As for the other clinics in Singapore, the move also represents the acquisition of talent. This also provides ballast for New Silkroutes’ overseas ventures, banking on the Singapore brand: “If we say we’re going to bring the Singapore level of healthcare to these countries … we become very attractive as partners.”
New Silkroutes is looking forward to a positive start to 2019, after three straight years of losses. In its results for the year ended June 30, 2018, its net loss widened to US$2.96 million from US$ 1.99 million the year before, due mainly to expenses of the newly-acquired dental companies and one-off expenses amounting to US$2.34 million. Excluding one-off ex-penses, the net loss would have narrowed to US$0.26 million.
The group chose to book their one-off expenses from completed and ongoing acquisitions in the final quarter of 2018, and thus start the new financial year afresh. This was not an easy decision, says Dr Goh.
The financing bodies backing their healthcare business “would understand this approach”, and also understand that payback periods could be longer-term. But the unflattering financial results could jeopardise the bank lines for the energy business.
The group is in “two business lines that have very different approaches in terms of how they do financing”, he sums up. “We do need at some point to make a call: whether we want to be energy or healthcare.”
This decision is not possible today, as the firm has to “be fair to (its) shareholders” who approved the move into energy. But as the healthcare business develops, this could change: “Over time, if we can demonstrate that the healthcare piece is constantly growing… it might be an easier pitch to make. Shareholders will reward us for making that call.”

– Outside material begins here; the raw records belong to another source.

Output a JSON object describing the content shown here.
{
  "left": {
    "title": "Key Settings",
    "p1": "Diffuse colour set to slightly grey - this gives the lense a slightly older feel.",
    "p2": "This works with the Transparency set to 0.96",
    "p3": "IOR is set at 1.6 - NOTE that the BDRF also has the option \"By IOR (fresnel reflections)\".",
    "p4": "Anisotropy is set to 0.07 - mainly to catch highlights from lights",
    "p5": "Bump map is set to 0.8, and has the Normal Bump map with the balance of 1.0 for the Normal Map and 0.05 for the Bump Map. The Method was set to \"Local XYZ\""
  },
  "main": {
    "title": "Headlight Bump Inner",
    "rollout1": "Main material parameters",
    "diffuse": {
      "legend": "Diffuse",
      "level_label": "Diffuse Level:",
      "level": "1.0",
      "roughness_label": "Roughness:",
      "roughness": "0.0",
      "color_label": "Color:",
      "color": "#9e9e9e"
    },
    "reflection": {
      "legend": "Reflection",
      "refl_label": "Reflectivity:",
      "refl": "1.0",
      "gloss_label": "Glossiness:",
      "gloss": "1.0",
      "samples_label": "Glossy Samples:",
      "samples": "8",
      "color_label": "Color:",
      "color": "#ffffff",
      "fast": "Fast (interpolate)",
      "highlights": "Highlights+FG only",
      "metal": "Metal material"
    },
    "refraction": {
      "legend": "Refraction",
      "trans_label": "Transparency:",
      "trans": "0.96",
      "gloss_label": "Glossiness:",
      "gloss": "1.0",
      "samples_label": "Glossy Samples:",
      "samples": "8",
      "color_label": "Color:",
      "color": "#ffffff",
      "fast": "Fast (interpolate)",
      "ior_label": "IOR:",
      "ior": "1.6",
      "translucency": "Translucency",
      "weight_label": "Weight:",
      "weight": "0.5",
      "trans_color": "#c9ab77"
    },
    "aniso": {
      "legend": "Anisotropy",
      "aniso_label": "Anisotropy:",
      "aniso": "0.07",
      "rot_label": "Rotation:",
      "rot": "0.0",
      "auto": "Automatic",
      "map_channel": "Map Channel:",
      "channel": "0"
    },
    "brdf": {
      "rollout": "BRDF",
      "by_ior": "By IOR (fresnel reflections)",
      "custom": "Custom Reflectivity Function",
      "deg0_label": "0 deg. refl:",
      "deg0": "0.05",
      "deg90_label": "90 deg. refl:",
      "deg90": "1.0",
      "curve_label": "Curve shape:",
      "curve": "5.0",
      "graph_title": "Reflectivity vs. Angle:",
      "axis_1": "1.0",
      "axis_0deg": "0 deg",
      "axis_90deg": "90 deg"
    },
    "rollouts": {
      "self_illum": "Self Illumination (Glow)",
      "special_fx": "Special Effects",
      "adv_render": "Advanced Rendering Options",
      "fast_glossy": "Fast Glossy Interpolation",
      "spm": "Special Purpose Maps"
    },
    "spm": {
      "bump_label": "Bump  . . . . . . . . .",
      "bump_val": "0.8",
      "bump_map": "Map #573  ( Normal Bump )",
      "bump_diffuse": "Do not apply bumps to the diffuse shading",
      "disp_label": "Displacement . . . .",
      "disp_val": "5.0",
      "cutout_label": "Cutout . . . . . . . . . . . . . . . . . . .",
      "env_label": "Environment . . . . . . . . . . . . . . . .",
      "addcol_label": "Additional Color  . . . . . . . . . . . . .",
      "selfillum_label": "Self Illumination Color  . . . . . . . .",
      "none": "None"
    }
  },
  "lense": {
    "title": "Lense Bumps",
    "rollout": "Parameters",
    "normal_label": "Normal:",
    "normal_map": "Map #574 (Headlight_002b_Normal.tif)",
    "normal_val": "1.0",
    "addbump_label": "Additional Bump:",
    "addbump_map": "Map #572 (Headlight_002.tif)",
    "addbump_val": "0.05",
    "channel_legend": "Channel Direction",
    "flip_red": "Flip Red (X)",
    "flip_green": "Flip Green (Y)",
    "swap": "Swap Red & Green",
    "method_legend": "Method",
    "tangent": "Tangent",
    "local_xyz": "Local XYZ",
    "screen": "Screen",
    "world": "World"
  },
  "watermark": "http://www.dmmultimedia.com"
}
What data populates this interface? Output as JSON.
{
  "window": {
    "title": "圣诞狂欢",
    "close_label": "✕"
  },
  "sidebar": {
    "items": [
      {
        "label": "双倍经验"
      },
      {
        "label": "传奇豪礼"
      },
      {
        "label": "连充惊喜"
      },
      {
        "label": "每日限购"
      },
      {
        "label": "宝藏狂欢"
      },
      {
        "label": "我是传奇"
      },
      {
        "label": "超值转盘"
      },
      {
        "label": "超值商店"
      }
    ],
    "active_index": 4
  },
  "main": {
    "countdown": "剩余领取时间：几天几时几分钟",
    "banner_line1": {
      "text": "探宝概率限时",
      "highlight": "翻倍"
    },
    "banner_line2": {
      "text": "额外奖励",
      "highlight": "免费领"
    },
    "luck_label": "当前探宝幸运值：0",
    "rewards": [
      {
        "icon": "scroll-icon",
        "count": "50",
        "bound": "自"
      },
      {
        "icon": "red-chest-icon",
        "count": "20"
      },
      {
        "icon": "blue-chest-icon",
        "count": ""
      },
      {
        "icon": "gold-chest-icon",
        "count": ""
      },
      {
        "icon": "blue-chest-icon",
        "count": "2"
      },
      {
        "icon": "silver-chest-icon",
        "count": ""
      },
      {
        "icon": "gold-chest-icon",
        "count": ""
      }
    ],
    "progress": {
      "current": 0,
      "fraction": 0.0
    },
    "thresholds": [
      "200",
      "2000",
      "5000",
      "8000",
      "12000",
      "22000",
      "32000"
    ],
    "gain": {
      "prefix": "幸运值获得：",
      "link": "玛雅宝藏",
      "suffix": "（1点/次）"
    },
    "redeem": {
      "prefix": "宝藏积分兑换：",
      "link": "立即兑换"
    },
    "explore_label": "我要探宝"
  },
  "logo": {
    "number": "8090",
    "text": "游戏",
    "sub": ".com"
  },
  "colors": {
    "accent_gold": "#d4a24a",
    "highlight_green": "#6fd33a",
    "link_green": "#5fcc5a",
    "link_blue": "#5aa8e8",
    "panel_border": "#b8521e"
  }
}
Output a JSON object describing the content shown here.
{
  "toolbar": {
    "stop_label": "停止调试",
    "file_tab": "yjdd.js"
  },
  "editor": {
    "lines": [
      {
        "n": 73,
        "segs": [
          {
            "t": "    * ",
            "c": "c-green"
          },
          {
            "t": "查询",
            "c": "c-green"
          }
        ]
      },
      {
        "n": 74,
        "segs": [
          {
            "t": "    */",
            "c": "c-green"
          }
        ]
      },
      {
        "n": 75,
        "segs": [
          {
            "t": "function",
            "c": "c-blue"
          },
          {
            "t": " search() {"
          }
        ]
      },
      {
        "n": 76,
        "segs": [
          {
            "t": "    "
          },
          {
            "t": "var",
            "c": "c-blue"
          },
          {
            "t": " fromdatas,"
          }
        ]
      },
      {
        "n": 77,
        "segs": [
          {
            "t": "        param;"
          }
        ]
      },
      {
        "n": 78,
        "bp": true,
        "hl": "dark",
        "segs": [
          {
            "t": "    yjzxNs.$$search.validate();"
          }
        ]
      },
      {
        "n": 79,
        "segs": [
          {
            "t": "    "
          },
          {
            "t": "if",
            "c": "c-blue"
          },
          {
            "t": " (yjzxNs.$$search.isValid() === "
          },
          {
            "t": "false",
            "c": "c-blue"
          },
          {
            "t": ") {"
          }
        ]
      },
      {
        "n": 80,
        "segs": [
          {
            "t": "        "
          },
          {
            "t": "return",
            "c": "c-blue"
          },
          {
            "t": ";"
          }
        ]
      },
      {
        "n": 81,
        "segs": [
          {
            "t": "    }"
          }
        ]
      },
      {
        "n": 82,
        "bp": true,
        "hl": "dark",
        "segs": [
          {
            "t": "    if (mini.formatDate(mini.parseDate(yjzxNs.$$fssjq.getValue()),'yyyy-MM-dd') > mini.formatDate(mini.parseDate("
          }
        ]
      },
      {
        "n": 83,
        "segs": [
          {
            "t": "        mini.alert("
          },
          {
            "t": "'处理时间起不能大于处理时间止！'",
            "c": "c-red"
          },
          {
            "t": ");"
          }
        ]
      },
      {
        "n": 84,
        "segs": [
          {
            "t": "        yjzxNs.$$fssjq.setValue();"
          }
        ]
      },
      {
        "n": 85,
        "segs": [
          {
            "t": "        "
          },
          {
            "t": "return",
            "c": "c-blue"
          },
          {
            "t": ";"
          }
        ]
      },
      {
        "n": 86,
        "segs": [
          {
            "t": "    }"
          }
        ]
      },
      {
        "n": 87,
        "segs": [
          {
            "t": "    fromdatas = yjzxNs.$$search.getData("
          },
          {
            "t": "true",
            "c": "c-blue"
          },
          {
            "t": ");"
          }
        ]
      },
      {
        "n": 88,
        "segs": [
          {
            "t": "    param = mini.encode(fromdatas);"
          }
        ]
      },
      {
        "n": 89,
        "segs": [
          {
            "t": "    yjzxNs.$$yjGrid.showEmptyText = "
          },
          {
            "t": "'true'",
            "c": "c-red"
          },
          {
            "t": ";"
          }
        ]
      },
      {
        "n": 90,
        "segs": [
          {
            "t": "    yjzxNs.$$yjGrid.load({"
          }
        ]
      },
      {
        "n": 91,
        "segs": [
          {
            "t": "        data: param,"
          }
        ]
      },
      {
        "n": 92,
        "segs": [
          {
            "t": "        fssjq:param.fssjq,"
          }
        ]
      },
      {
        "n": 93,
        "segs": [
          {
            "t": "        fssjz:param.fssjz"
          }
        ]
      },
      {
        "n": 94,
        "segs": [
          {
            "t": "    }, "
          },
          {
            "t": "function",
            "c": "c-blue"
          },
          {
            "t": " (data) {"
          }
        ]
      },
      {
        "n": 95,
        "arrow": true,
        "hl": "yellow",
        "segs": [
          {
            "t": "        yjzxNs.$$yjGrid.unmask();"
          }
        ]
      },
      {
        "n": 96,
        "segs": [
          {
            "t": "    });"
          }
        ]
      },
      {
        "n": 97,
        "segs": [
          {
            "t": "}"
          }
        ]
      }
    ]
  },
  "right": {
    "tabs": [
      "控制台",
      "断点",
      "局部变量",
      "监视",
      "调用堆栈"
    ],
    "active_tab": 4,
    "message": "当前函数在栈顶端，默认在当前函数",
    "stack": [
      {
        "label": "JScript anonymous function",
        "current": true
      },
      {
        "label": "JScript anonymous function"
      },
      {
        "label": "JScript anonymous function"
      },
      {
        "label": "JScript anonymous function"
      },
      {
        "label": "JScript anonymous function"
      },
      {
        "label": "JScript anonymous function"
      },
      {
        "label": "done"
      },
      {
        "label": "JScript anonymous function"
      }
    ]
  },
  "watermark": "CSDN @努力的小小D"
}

He observes that energy is “currently not a growth sector” for the group, with the relatively small size of its oil trading business making it hard to compete with large players.
This business would only be able to grow if a strategic partner comes in with, for example, storage facilities and receiving terminals. If such a situation does arise, “the strategic partner may have to take the lead in this play”. Hypothetical possibilities include divestment, a separate listing, or taking the energy business private.
“It’s a decision that we’re constantly thinking about,” says Dr Goh, adding that it all comes down to whether such a partner appears.